Thursday, December 1, 2011

Demand Be Damned

It looks like a good bet that unemployment benefits in the U.S. will be extended again. It’s a move that’s hard to be against, although the political parties have tussled over how or whether the extension will be paid for.

There are many positive things to say about extending unemployment benefits for people who have exhausted their standard entitlement. It is compassionate and even generous. There are people whose lives will be made at least a bit easier by this government expenditure.

But it’s a bit of a leap to say, as many politicians and even a few reporters have, that the extension actually helps the overall economy. They reason that putting more money in the hands of people is a stimulus because those people will go out and spend it. But, if you follow this assertion to its logical conclusion, what they are essentially saying is that you can put people back to work by paying them not to work. The fact is that history has shown that there is always a marked downturn in the unemployment rate when the government stops authorizing unemployment benefit extensions. While those payments are a lifesaver for many, there are also a lot of people who wait until the payments stop before they get serious about finding a new job.
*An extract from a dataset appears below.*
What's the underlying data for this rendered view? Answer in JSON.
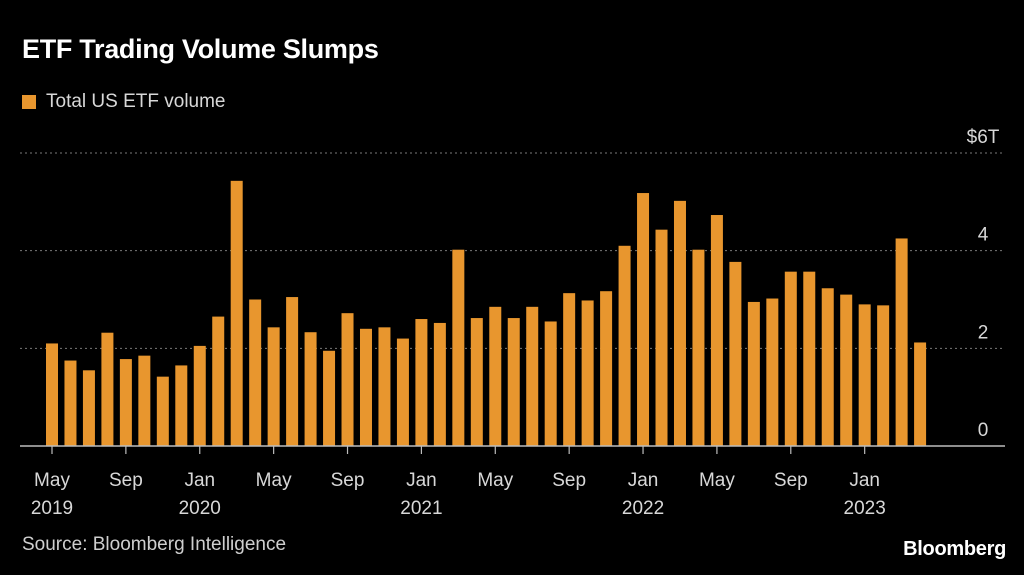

The problem is that pointing out this fact makes one seem rather heartless. One sounds as though one is blaming the victim. Rather than argue over whether unemployment benefits should be extended, it would be better if there were enough jobs for everyone who wants one—and even for those who don’t want one. But the fuzzy thinking exhibited by people who say that extending unemployment payments actually helps the economy illustrates why governments find themselves in patterns that actually make the economy worse.

The notion of the government putting money in the hands of people to stimulate the economy is what is called demand-side economics. If the economy isn’t doing well, according to this view, it’s because people aren’t spending enough. The opposite approach is supply-side economics. That’s where the government increases incentives for people to work (i.e. to start or expand a business), generally through lower taxes or other government-related costs. During the good economic times of the Reagan presidency, critics derided supply-side economics by calling it trickle-down economics. But after the past couple years of demand-side policy, I think more than a few people would be happy to have been getting some trickle-down.

In a way, the economy is like a dog chasing its tail, with supply and demand alternating in a constant loop. Does it make a difference whether the government helps on the supply side or on the demand side? When you think about it, the two approaches reflect two very different ways of viewing the economy, society and our culture. One encourages people to produce something, i.e. make things or perform services. The other encourages people to be consumers, to go shopping. If you are producing something, you will likely get paid for it and become a consumer as a natural result. But when you try to get the economy going by encouraging people to consume, the problem is that the products and services that people want to consume may not necessarily be in supply. It is easier for a worker to also be a shopper than for a shopper to also be a worker.

When the government puts money directly in the hands of citizens, it may result in genuine short-term benefit and make politicians popular and ordinary taxpayers feel good but, as we have seen over the past couple of years, it doesn’t necessarily translate into lower unemployment. In fact, a large government spending spree (combined with increased economic uncertainty spurred by new massive programs like Obamacare and more complex regulations) turns out to be a disincentive for people to start or expand businesses.

That is why the sharp economic drop in 2008—which history suggests should have been followed by a similarly steep recovery—was followed by one of the weakest recoveries seen in modern times. This experience should put the final nail in the coffin of Keynesian economics, but it won’t. There’s just too much fuzzy thinking out there.